Muddy Waters has shorted five China-based companies prior to publicizing their alleged accounting frauds, causing a combined loss of almost $4.4 billion in market value from the last trading day before publication of his research through June 3, according to Bloomberg.

Short selling is the selling of a stock that is not owned, but borrowed from a third party. A short seller will sell the stock in the hope that he/she will be able to buy the stock back at a lower price and pocket the difference before returning the stock to the original owner. This type of trading is considered high-risk.

Since then, a number of other Chinese companies have been exposed as accounting frauds. Trading on at least 17 Chinese stocks has been halted on NASDAQ since mid-May, and in early June Interactive Brokers banned clients from buying about 160 Chinese securities.

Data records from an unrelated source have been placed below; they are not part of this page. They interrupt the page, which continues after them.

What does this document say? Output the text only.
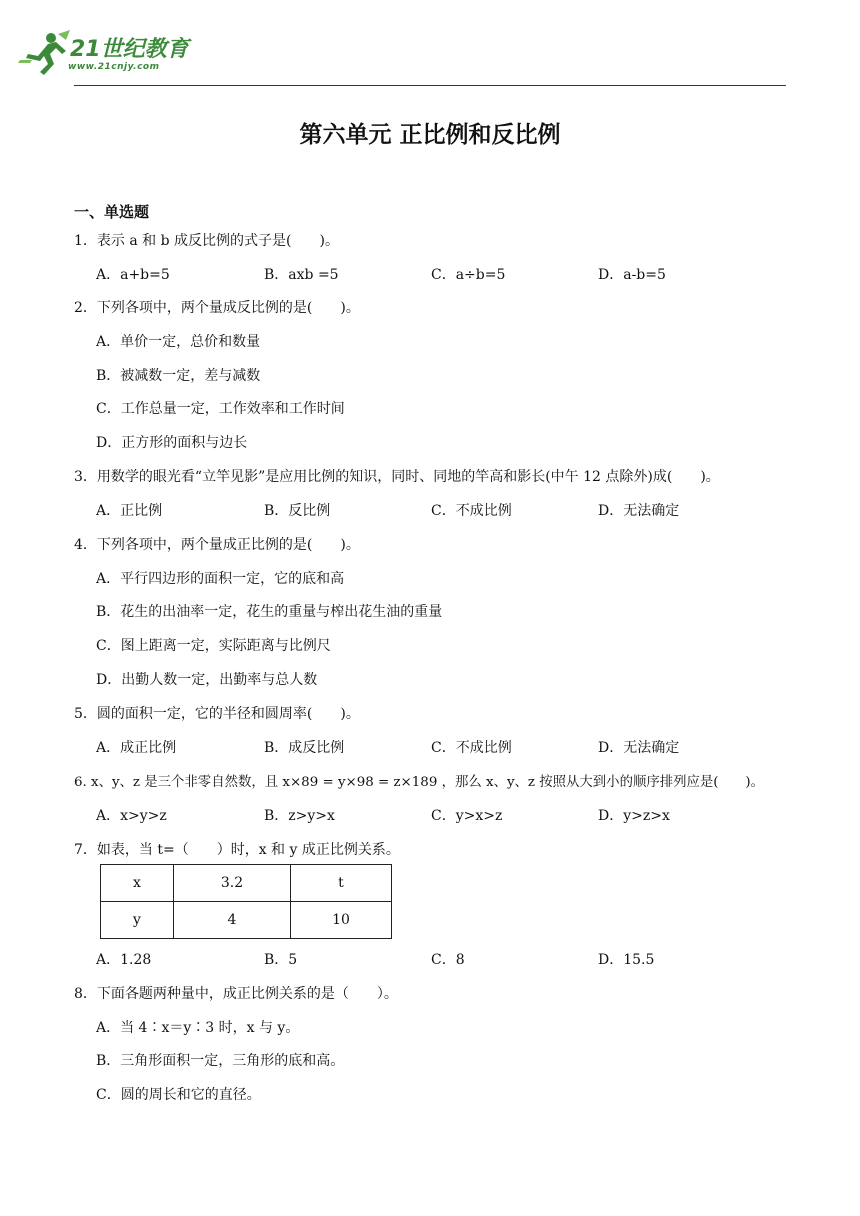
21世纪教育
www.21cnjy.com
第六单元 正比例和反比例
一、单选题
1．表示 a 和 b 成反比例的式子是(　　)。
A．a+b=5	B．axb =5	C．a÷b=5	D．a-b=5
2．下列各项中，两个量成反比例的是(　　)。
A．单价一定，总价和数量
B．被减数一定，差与减数
C．工作总量一定，工作效率和工作时间
D．正方形的面积与边长
3．用数学的眼光看“立竿见影”是应用比例的知识，同时、同地的竿高和影长(中午 12 点除外)成(　　)。
A．正比例	B．反比例	C．不成比例	D．无法确定
4．下列各项中，两个量成正比例的是(　　)。
A．平行四边形的面积一定，它的底和高
B．花生的出油率一定，花生的重量与榨出花生油的重量
C．图上距离一定，实际距离与比例尺
D．出勤人数一定，出勤率与总人数
5．圆的面积一定，它的半径和圆周率(　　)。
A．成正比例	B．成反比例	C．不成比例	D．无法确定
6. x、y、z 是三个非零自然数，且 x×89 = y×98 = z×189 ，那么 x、y、z 按照从大到小的顺序排列应是(　　)。
A．x>y>z	B．z>y>x	C．y>x>z	D．y>z>x
7．如表，当 t=（　　）时，x 和 y 成正比例关系。
x	3.2	t
y	4	10
A．1.28	B．5	C．8	D．15.5
8．下面各题两种量中，成正比例关系的是（　　）。
A．当 4∶x＝y∶3 时，x 与 y。
B．三角形面积一定，三角形的底和高。
C．圆的周长和它的直径。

The CSJ article said the incidents show that a system has been formed to systematically frame Chinese companies in order to benefit from short selling their stocks. Muddy Waters’s founder Carson Block “uses his own Chinese speaking ability as an advantage to ‘intercept’ the overseas listing efforts of small- and mid-cap Chinese companies, and sets up traps together with investing firms to gain considerable profits,” the article said.

The article implied that the Chinese companies in discussion were victimized in an unfamiliar market, and said that Muddy Waters and those that have common interests will continue to “pick bones with” even larger Chinese firms.

The article also detailed the affected Chinese companies’ losses, but did not elaborate on these companies’ alleged fraudulent behaviors.

Though posted all over the Chinese Internet, on most sites no reader comments are shown. However, a sharp critique of this article written by the Financial Times commentator Ye Tan seems to have received more attention.

In the June 14 website article, Ye criticized the CSJ report for defending frauds with conspiracy theories and by inspiring nationalistic emotions. She cited the fact that about 40 U.S.-listed Chinese companies either admitted to accounting fraud or were halted for accounting issues since February, suggesting fraud is what will discredit Chinese stocks, not Muddy Waters.

Muddy Waters may have its own issues, Ye said. “But what [it] did is greatly beneficial for building a new order.”

Ye goes on to say that China’s stocks traded on exchanges outside China have been given nationalistic significance. She gives two examples in which appeals to nationalism have been used to justify large Chinese companies’ unethical business practices in dealing with foreign investors.

In one case, Chinese star entrepreneur Shi Yuzhu encouraged Ma Yun, founder of e-commerce giant Alibaba, to be a “patriotic rascal” and force Alibaba’s foreign shareholders, U.S.-based Yahoo! Inc. and Japan-based SoftBank Corp., to sell shares to the Chinese state and companies. In his blog, Shi said this is to protect China’s financial security.

Ye said Shi’s remarks reflected the view of many Chinese business leaders. “Shi Yuzhu also betrayed the most important rules in market economy: integrity and contractual constraints,” Ye said. “If everyone is allowed to break rules under the name of nationalism … future entrepreneurs would become demagogues who cover up their dishonesty and wrong decisions with terms like patriotism and nation.”

In the other case, Chinese company Hilead Biotechnology stole core technology from Cathay Industrial Biotech founded in China by China-born U.S. citizen Liu Xiucai. When reporting on the lawsuit, Chinese media emphasized that Cathay was invested in by an American, according to Ye.

“This is an appalling suggestion that supporting Hilead is patriotic, regardless of right and wrong,” Ye said.

Ye said at the end of the article that frauds and cheaters often use nationalism and patriotism as their last fortress. “When they hide in there, nothing [it] seems can hurt them,” Ye said, “When the [nationalism] flag is used again and again, China’s business credibility is left riddled.”